Elswick won election to the Windsor Hills seat in 2009 as a Republican but renounced his party tie in 2010 and turned independent. He is currently running for re-election against Republican Joe McNamara, whom Elswick defeated in a GOP primary in 2009. Reached this week, McNamara said Elswick’s method for drafting the property rights proposal struck him as abnormal.
“The entire time I was on the board, which was 12 years, no one ever wrote my resolutions,” he said. “You’re certainly misrepresenting what’s yours and what’s somebody else’s.”
In many situations, supervisors will draft a concept for policy changes, then work alongside County Attorney Paul Mahoney to compose the technical wording of a resolution. Elswick said that he approached and worked with Mahoney initially for help with the wording and concerns with the resolution.
“Paul just didn’t think that we needed to do it, but he did give us input to it,” he said.
Mahoney confirmed that he assisted Elswick with the resolution’s language at first, but has since been out of the loop.
The latest incarnation of the proposal was scheduled for an up-or-down vote Tuesday, but was moved to a late-September work session at the behest of Elswick, who has been trying to win the support of his fellow supervisors for months. The supervisors already have held one discussion , which yielded criticism that the language in the document was overreaching and unnecessary.

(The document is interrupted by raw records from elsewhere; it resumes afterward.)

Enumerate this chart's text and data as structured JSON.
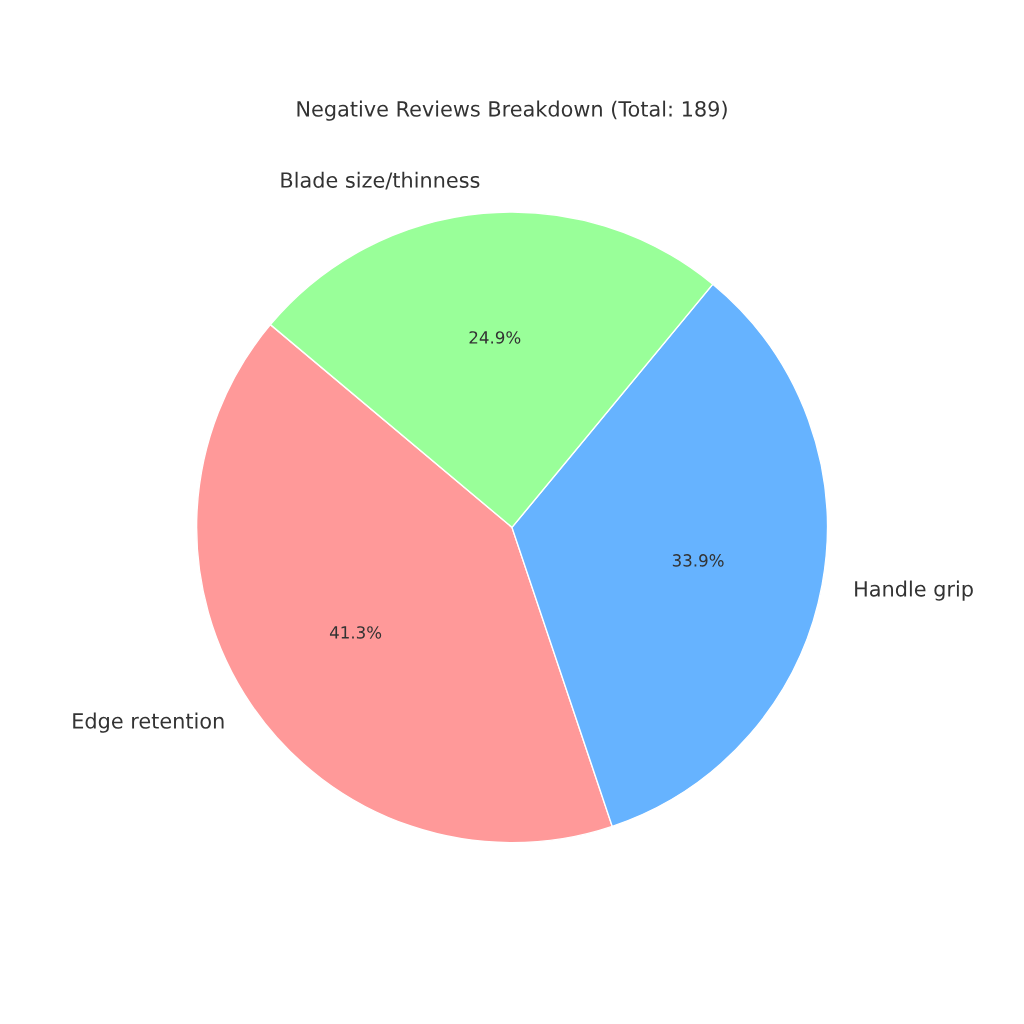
{
  "chart_data": {
    "type": "pie",
    "title": "Negative Reviews Breakdown (Total: 189)",
    "categories": [
      "Edge retention",
      "Handle grip",
      "Blade size/thinness"
    ],
    "values": [
      41.3,
      33.9,
      24.9
    ],
    "value_labels": [
      "41.3%",
      "33.9%",
      "24.9%"
    ],
    "colors": [
      "#ff9999",
      "#66b3ff",
      "#99ff99"
    ]
  }
}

Members of the Roanoke Regional Chamber of Commerce have denounced the resolution from the start, calling it anti-business.
At the heart of Elswick’s original proposal was the idea that a citizen’s property rights should be given the “highest priority” during zoning and planning discussions — which sparked concern that, if codified, the language would inject ambiguity into situations where two property owners were at odds. The proposal offered no guidance as to whose rights would get higher priority.
The latest round of edits show Elswick and his associates have abandoned that approach, focusing instead on altering the rezoning procedure used by the county planning commission.
The new proposal would create a Site Plan Review Committee consisting of citizens, civic groups and neighborhood associations, to give input prior to the public hearing process. The committee wouldn’t be used for all rezoning requests, only those where many property owners disputed the rezoning of property, Elswick said.
“The whole thrust is to make it more informative to citizens, and give them time to look at it and review it,” he said.
The resolution doesn’t specify how cases would be referred to the committee.
Critics already have emerged, claiming the change would add a new layer of bureaucracy to a system that functions well. Some said adding such a committee could extend the rezoning process well beyond the usual 60 to 90 days. Jason Peters, the chairman of the planning commission, estimated that organizing and waiting for the review committee to make a recommendation could increase the process by six months and harm economic development.
“I mean, this is what we have public hearings for,” said Peters, who is also running for the board of supervisors, as the unopposed candidate for the Vinton District seat. “I’m not really sure why you’re going to throw in these other groups. I understand where he’s coming from. I’m not saying it’s a bad idea. But he’s overshooting the runway.”